The 1920’s were, in large part, a prosperous time. This as well as a relative lack of trade barriers fueled the export of American built vehicles to unprecedented heights. In Australia, one of the largest markets for these automobiles and trucks, two thirds of all cars registered annually had been manufactured in the United States. By the mid 1930’s ninety percent of all automobiles, the majority of which were in commercial operation, in Japan were American models.
In France as the rising number of American produced vehicles threatened to swamp the nations automobile industry stiff tariffs were levied. To stay in the market Ford purchased the French manufacturer Mathis creating Matford. Other American companies followed suite with similar endeavors.
The Great Depression as well as increasing import tariffs checked this supremacy but did not stop it.

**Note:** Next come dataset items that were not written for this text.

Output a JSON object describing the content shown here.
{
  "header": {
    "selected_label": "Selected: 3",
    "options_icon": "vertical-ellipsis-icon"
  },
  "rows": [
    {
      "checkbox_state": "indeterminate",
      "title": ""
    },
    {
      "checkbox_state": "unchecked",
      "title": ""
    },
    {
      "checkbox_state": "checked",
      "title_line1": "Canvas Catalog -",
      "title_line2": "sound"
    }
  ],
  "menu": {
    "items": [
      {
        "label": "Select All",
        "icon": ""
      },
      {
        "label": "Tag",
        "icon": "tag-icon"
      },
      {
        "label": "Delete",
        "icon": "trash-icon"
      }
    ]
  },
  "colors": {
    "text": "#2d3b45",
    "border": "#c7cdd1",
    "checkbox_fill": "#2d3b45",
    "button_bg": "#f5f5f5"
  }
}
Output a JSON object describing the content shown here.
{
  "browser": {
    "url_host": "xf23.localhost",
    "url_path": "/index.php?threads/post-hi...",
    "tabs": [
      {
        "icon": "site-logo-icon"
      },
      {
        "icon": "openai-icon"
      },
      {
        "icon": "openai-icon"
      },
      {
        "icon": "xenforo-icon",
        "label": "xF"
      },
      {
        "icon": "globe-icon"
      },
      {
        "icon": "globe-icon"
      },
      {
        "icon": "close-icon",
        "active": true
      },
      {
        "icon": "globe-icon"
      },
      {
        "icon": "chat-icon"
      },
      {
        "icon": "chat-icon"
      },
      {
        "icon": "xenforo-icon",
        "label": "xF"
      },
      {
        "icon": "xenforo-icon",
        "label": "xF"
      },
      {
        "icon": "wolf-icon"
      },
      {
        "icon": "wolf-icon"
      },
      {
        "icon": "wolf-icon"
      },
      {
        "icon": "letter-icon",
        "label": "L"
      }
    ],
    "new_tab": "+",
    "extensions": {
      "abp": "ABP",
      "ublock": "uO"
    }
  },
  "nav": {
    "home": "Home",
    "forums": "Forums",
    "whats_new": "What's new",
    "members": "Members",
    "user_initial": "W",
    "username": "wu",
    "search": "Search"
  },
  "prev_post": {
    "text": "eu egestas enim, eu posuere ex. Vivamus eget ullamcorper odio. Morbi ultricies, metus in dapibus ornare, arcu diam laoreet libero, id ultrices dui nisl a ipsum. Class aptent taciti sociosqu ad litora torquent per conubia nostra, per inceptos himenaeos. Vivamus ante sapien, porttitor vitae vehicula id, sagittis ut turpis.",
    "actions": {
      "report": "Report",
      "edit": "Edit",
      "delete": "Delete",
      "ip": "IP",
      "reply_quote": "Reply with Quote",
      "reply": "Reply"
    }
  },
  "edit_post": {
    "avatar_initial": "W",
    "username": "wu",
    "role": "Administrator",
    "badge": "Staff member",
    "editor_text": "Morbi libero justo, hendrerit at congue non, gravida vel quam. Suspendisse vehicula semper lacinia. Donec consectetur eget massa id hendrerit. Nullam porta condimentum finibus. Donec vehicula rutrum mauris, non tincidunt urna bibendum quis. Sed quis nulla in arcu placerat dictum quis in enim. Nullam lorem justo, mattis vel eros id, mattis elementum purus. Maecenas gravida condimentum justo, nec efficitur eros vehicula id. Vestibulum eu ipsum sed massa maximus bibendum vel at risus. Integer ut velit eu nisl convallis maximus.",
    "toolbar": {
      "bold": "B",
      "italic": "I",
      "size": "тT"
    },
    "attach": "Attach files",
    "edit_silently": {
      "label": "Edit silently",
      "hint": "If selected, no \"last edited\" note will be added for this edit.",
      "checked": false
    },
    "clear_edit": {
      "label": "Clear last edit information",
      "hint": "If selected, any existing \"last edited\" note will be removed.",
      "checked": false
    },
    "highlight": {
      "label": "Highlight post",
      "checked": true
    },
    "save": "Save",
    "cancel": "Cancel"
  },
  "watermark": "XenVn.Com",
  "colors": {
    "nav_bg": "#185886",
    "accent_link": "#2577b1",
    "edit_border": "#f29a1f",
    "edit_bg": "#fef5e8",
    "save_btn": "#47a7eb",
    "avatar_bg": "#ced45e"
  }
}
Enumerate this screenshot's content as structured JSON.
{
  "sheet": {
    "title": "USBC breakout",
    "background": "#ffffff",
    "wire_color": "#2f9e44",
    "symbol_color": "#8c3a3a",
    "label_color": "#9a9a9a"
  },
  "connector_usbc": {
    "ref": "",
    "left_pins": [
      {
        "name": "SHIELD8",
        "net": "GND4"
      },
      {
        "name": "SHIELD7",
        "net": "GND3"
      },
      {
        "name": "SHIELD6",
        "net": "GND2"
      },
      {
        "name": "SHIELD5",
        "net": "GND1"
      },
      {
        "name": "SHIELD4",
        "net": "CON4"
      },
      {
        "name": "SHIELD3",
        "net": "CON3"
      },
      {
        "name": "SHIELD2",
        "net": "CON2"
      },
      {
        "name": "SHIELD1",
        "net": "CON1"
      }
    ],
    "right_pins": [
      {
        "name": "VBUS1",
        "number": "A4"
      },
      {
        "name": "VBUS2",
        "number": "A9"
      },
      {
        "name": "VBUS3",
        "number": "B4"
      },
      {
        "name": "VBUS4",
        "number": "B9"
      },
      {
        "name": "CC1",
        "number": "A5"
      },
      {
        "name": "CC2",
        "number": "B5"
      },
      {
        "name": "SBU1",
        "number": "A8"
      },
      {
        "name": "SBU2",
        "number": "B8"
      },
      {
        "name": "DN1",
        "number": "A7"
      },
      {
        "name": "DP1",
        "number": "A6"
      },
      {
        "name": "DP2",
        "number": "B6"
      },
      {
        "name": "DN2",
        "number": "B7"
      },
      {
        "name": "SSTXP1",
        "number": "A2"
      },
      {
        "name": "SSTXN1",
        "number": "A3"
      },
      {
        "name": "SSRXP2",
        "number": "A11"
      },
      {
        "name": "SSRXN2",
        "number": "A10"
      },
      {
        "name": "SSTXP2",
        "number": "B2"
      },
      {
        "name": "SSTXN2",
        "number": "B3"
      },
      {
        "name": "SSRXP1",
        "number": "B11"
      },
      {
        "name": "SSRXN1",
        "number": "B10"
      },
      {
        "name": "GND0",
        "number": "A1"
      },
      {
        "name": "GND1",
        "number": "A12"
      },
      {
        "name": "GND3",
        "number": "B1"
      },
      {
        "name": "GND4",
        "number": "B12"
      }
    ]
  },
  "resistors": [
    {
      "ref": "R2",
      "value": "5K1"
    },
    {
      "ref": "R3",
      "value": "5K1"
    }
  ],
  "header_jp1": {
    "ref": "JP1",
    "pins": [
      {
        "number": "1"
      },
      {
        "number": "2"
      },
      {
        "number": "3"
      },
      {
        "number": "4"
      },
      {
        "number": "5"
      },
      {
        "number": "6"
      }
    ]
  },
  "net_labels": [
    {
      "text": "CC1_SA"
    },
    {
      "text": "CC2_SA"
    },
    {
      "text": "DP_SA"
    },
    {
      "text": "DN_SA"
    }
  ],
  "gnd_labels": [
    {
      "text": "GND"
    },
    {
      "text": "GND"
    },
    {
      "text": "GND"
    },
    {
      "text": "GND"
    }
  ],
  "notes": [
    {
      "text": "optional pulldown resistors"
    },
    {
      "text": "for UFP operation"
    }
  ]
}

Checker, in the 1950s, sold the majority of the first generation Aerobus in Turkey, and shortly before World War II, in Egypt, Studebaker was often the volume leader.
In the Union of South Africa by 1935 more than one half of all motor vehicles in use was of American manufacture. On the other side of the Atlantic Ocean, during the 1920’s, Auburn, Studebaker, Graham, Chrysler, Marmon, and Hupmobile, among others, constructed some of their most luxurious showrooms in Rio de Janeiro.
Even in the Soviet Union and China, American manufacturers were well represented as evidenced with a rare parade of automobiles through the Red Square of Moscow in 1925 led by a Lincoln and the Emperor of Manchukuo (Japanese occupied Manchuria) choosing a 1933 Lincoln limousine for his transportation. Cuba, well known for its fleets of vintage automobiles, is a time capsule of America’s automotive dominance even in the post war world.
The superior performance and quality of the Duesenberg gave the American lexicon a new comparative term, a Duesey. Through Lend Lease in World War II trucks built by Studebaker gave the Soviet lexicon new slang for indestructible, Stude.
In the post war years European coachbuilders were contracted to build, on American chassis, dream cars such as the Chrysler Norseman or Checker Centurion. However, more often than not when wealthy clients called upon these old world artisans to construct one off models the chassis upon which these custom creations were built were American.
In Switzerland, the durable Checker was the chassis of choice one of that countries leading manufacture of ambulances. Seton of Sweden, a special markets auto producer, chose Checker for similar reasons. Moreover, in the early 1960s the State Department ordered several Checker built limousines for embassy duty in countries such as the Soviet Union where Lincoln or Cadillac built vehicles had proved to be to fragile for the extreme conditions.
Today corporations are multinational behemoths that have blurred the brand names as well as nation of origin. More often than not the attempt to “buy” an American automobile is an exercise in self deception. Unless, of course, one chooses to forgo a few modern amenities and select a former king of the road, a vestige of the great empire that was the American auto industry for their transportation needs.